MEXICO CITY Mexican steel association Canacero has once again called for an update of the countrys trade defense laws to protect investments planned by local steelmakers.
Investments in the sector are expected to total $11 billion from 2013 to 2017, but "unfair competition and subsequent market instability threaten the national investment program," Canacero president Alonso Ancira Elizondo said in a recent meeting with legislators.
The association has repeated its request to the Mexican government for effective legislation on international trade to allow it to respond promptly to unfair trade practices.
"The lack of response to this issue and open borders have left the domestic steel industry at the mercy of unfair competition," Elizondo said.

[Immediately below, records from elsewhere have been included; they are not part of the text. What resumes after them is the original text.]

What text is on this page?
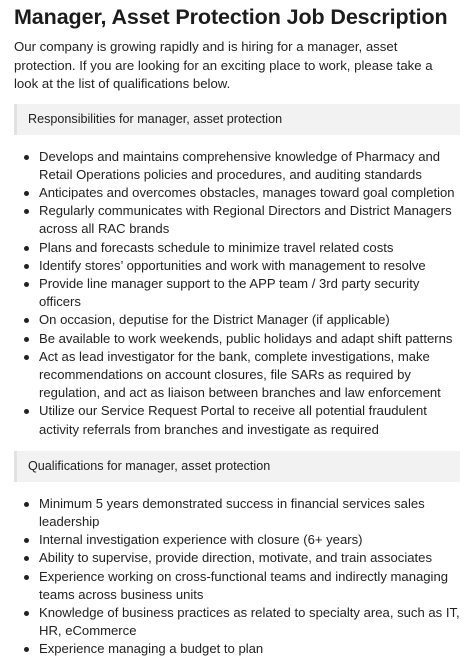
Manager, Asset Protection Job Description

Our company is growing rapidly and is hiring for a manager, asset protection. If you are looking for an exciting place to work, please take a look at the list of qualifications below.

Responsibilities for manager, asset protection
Develops and maintains comprehensive knowledge of Pharmacy and Retail Operations policies and procedures, and auditing standards
Anticipates and overcomes obstacles, manages toward goal completion
Regularly communicates with Regional Directors and District Managers across all RAC brands
Plans and forecasts schedule to minimize travel related costs
Identify stores’ opportunities and work with management to resolve
Provide line manager support to the APP team / 3rd party security officers
On occasion, deputise for the District Manager (if applicable)
Be available to work weekends, public holidays and adapt shift patterns
Act as lead investigator for the bank, complete investigations, make recommendations on account closures, file SARs as required by regulation, and act as liaison between branches and law enforcement
Utilize our Service Request Portal to receive all potential fraudulent activity referrals from branches and investigate as required
Qualifications for manager, asset protection
Minimum 5 years demonstrated success in financial services sales leadership
Internal investigation experience with closure (6+ years)
Ability to supervise, provide direction, motivate, and train associates
Experience working on cross-functional teams and indirectly managing teams across business units
Knowledge of business practices as related to specialty area, such as IT, HR, eCommerce
Experience managing a budget to plan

Steel imports from outside the North American Free Trade Agreement (Nafta) region to Mexico more than doubled last year vs. 2011 levels. At the same time, Mexican crude steel output decreased 2 percent and domestic steel prices fell 30 percent, according to Elizondo.
Elizondo, who is also president of integrated steelmaker Altos Hornos de Mexico SAB de CV (Ahmsa), urged the government to adopt safeguards to control steel imports, mainly from countries outside the Nafta region.
Economic changes already implemented by Enrique Peña Nieto, Mexicos new president, "are putting the country on the road to boost its development in the long term," he said.
However, these changes "must be accompanied by a modernization of the legal rules governing manufacturing activities and the international trade between them," Elizondo added.